Update: Official University statement here. Correction made to the time: 4:25pm. Described as: “the [200-ft] canopy at the former Princeton NJ TRANSIT train station tipped over into the track bed…As a result of the investigation the area of Alexander Street and University Place should be avoided for at least two to three hours. Please use alternate routes for both vehicular and pedestrian traffic…Train service to the new, temporary Princeton station up the tracks was not disrupted.”

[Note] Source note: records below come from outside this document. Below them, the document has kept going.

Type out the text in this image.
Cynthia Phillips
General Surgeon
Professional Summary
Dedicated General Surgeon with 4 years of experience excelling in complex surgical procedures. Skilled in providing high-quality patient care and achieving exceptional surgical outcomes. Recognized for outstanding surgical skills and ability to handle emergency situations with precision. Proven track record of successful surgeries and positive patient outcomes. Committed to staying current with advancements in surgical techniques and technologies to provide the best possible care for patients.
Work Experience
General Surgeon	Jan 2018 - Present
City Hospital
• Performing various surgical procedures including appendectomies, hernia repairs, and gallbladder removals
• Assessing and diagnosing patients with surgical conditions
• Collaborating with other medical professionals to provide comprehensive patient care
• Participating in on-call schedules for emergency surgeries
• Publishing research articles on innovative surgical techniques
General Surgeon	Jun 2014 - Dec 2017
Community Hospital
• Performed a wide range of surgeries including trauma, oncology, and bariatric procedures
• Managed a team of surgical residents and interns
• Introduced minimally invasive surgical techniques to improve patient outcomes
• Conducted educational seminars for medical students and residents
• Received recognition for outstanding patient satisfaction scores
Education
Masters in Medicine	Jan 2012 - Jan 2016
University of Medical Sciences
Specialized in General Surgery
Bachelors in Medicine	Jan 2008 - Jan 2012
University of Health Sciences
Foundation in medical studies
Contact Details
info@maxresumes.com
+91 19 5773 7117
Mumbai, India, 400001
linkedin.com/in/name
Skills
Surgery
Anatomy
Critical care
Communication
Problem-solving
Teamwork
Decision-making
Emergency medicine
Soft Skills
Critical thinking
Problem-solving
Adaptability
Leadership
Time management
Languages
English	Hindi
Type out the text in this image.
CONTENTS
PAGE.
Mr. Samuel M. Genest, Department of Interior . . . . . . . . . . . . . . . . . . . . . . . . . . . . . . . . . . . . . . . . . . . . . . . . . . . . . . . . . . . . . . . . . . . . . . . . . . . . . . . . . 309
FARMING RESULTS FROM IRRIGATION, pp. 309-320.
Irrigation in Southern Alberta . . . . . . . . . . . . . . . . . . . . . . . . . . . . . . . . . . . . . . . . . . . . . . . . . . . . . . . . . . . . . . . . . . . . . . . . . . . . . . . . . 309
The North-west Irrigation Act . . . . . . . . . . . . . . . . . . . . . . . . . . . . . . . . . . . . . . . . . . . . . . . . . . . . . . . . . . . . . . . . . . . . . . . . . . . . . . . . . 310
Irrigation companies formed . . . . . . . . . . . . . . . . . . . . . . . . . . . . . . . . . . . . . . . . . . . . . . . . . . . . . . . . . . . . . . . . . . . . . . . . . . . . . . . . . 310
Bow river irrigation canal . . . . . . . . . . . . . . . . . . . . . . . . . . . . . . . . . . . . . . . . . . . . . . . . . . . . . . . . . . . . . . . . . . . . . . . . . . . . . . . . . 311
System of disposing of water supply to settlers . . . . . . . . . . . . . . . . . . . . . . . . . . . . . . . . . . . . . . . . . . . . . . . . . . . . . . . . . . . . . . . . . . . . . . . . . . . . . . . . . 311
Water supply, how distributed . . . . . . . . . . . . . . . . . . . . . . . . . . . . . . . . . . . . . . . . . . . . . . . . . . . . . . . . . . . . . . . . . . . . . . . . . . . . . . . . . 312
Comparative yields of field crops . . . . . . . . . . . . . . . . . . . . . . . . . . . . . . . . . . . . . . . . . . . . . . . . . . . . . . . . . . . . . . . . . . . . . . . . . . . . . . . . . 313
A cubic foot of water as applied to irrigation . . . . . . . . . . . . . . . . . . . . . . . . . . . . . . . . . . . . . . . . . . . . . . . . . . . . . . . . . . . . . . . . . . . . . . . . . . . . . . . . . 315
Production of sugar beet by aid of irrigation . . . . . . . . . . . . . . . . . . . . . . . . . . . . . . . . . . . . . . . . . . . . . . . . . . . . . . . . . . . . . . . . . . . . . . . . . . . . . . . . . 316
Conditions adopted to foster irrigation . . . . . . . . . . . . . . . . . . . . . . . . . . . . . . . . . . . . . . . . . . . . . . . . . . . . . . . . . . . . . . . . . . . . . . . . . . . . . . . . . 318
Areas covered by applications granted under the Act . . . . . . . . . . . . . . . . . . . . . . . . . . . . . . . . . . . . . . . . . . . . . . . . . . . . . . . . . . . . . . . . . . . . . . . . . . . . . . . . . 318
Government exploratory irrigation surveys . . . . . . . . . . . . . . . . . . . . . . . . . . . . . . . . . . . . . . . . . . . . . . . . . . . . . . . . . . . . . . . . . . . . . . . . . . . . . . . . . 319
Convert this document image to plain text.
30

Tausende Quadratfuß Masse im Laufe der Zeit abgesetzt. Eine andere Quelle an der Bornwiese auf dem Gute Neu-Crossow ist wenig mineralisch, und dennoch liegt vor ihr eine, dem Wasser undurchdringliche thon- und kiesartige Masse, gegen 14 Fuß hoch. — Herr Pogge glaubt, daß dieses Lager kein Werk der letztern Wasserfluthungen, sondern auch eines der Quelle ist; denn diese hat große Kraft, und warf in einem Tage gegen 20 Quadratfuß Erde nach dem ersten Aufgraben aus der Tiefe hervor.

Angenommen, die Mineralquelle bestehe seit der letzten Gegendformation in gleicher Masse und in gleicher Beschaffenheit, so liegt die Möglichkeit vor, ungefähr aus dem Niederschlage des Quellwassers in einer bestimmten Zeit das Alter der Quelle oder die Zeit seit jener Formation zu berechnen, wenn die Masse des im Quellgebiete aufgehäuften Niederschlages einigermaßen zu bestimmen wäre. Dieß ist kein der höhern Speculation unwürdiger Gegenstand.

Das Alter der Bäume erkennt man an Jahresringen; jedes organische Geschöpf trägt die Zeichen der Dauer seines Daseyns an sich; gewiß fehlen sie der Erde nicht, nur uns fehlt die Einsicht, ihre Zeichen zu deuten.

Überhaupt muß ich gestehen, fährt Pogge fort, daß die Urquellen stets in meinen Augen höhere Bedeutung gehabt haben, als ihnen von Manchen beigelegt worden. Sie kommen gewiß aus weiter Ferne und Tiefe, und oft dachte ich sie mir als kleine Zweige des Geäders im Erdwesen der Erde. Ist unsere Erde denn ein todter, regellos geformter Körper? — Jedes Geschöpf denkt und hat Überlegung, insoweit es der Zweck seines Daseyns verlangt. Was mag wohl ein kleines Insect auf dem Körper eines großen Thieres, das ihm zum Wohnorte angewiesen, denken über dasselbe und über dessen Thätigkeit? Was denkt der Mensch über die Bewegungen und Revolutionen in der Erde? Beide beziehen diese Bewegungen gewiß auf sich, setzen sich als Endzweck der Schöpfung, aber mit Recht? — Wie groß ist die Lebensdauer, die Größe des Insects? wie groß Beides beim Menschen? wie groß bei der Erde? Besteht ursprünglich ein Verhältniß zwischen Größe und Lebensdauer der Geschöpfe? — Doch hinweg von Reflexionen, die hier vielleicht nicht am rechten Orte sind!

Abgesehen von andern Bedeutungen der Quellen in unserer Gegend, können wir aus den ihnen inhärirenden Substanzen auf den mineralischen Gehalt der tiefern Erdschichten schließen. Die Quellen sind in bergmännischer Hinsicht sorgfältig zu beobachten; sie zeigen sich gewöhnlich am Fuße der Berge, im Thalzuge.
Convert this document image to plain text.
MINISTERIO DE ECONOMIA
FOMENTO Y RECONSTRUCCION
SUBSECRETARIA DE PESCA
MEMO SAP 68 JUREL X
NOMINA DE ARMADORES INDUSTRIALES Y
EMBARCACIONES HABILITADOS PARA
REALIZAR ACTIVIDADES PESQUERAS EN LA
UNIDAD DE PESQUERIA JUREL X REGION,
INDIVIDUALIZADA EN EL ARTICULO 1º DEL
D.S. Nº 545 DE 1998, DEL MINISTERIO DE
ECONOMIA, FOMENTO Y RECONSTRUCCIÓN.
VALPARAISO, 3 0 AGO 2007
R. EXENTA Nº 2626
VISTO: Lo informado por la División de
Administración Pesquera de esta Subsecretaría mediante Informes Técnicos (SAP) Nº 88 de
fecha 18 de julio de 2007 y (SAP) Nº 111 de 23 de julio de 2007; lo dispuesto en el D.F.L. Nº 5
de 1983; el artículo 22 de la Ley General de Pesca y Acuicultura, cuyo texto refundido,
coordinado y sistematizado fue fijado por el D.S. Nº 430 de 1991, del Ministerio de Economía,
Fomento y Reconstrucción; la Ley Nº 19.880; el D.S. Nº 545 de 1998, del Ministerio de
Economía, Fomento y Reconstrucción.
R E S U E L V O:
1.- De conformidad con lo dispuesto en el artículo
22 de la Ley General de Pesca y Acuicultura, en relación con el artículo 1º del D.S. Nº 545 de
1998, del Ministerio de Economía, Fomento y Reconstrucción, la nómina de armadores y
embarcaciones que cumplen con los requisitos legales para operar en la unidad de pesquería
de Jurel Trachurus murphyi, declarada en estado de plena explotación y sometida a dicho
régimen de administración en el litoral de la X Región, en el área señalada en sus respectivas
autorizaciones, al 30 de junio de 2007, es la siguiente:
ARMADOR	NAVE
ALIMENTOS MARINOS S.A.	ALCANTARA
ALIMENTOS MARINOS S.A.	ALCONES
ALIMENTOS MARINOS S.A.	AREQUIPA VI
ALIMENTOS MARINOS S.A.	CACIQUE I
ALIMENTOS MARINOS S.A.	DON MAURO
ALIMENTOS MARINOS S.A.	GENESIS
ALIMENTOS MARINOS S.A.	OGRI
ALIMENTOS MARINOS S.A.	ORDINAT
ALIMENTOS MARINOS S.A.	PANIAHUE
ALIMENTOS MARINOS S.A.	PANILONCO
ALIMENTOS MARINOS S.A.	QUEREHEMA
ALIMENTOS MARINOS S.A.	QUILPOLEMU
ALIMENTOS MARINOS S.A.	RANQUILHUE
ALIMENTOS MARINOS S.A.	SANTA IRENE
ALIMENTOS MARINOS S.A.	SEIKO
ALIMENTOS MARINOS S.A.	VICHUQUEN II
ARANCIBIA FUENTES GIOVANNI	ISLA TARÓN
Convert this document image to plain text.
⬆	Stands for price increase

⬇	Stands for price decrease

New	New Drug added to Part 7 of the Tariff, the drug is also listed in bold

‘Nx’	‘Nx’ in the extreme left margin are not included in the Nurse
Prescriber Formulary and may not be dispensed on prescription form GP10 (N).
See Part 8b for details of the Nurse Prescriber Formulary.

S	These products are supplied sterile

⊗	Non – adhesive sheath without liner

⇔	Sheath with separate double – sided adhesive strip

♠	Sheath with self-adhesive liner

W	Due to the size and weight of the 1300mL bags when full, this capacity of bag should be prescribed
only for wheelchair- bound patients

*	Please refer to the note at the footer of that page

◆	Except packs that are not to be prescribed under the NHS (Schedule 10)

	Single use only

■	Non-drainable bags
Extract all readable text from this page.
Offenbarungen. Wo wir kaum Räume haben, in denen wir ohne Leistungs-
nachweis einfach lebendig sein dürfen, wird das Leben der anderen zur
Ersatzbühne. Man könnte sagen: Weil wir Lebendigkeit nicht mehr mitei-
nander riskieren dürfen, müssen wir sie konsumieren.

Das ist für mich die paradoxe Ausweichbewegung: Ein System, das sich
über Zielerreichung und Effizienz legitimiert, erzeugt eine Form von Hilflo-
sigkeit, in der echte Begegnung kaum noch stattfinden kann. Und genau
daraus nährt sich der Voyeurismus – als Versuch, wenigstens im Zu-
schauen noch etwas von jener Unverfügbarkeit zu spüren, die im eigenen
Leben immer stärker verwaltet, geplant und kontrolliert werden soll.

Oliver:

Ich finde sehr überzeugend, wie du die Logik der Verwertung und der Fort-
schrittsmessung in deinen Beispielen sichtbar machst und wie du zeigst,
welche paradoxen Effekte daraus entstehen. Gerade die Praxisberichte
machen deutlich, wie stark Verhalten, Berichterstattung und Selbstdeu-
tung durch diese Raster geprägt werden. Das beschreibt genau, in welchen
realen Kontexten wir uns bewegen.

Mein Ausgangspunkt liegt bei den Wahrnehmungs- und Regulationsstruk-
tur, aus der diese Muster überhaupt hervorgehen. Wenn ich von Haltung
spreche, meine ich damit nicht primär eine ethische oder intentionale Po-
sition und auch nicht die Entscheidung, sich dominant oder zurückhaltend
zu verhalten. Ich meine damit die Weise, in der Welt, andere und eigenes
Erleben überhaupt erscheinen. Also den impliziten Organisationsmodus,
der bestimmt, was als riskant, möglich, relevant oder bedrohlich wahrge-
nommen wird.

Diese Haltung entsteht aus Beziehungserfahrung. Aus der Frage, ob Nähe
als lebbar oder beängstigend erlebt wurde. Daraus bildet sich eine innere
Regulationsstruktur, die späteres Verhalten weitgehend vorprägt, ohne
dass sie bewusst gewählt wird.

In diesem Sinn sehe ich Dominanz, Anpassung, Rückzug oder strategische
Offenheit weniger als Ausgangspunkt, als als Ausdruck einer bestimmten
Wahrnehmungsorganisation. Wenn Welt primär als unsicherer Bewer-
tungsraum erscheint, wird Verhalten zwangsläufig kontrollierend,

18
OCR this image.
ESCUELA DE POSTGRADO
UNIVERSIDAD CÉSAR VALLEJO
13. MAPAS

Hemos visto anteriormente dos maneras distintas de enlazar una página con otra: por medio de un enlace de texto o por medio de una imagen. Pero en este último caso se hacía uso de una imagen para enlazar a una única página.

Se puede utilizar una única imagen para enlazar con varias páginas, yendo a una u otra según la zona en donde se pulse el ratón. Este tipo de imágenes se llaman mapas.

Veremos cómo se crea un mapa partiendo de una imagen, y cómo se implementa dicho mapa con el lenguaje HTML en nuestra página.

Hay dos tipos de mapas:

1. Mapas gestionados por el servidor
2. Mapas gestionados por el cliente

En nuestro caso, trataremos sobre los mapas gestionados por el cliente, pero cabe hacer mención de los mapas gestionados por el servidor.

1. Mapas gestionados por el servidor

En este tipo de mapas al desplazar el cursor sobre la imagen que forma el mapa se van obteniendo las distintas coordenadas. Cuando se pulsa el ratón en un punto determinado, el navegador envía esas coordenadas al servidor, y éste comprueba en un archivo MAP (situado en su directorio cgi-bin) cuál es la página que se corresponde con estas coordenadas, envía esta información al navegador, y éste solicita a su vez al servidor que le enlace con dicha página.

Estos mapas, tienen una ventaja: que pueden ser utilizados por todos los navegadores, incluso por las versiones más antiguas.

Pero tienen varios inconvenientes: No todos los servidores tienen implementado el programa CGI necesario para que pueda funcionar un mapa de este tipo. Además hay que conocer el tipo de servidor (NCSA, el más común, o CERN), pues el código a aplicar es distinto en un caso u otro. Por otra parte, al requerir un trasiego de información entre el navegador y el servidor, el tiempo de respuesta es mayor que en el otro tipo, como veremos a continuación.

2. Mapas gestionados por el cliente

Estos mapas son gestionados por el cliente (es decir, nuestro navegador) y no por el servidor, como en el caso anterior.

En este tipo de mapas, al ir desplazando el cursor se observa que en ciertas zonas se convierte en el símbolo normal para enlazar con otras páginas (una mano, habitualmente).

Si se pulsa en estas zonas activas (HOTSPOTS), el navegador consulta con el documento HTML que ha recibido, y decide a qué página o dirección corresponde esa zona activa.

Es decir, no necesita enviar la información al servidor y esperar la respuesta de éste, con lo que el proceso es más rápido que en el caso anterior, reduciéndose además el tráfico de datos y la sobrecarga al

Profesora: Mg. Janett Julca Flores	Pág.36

Unfounded is the rumor that crouched beneath the rubble in a trench, recently destructively and dangerously bisecting the Dinky branch railroad right-of-way and passenger platform, were spotted the likes of Peter, Shirley, Bob, and Chris, together with other co-conspirator executives/trustees of Princeton University, McCarter Theater, Terra Momo Group, and the State of New Jersey, faces smudged and hands clutched to still-smoldering dynamite fuses! But just in case something had gone awry with the plot to topple the historic canopy, widespread over-the-top reaction by emergency rescue crews assured the culprits would be whisked away unbeknownst to townspeople! Now, prepare for the next act when the pair of historic terminal buildings’ roofs also may unexplainably “fail” as well! Await inevitable official pronouncements that there’s simply no way whatsoever that the world’s best architects and engineers on campus and anywhere else could possibly have prevented this from happening, which will then be parroted ad nauseam without question by local governments and news media! Welcome to the impending One-Percent neighborhood of Arts … and Transit and Culture Bowdlerization!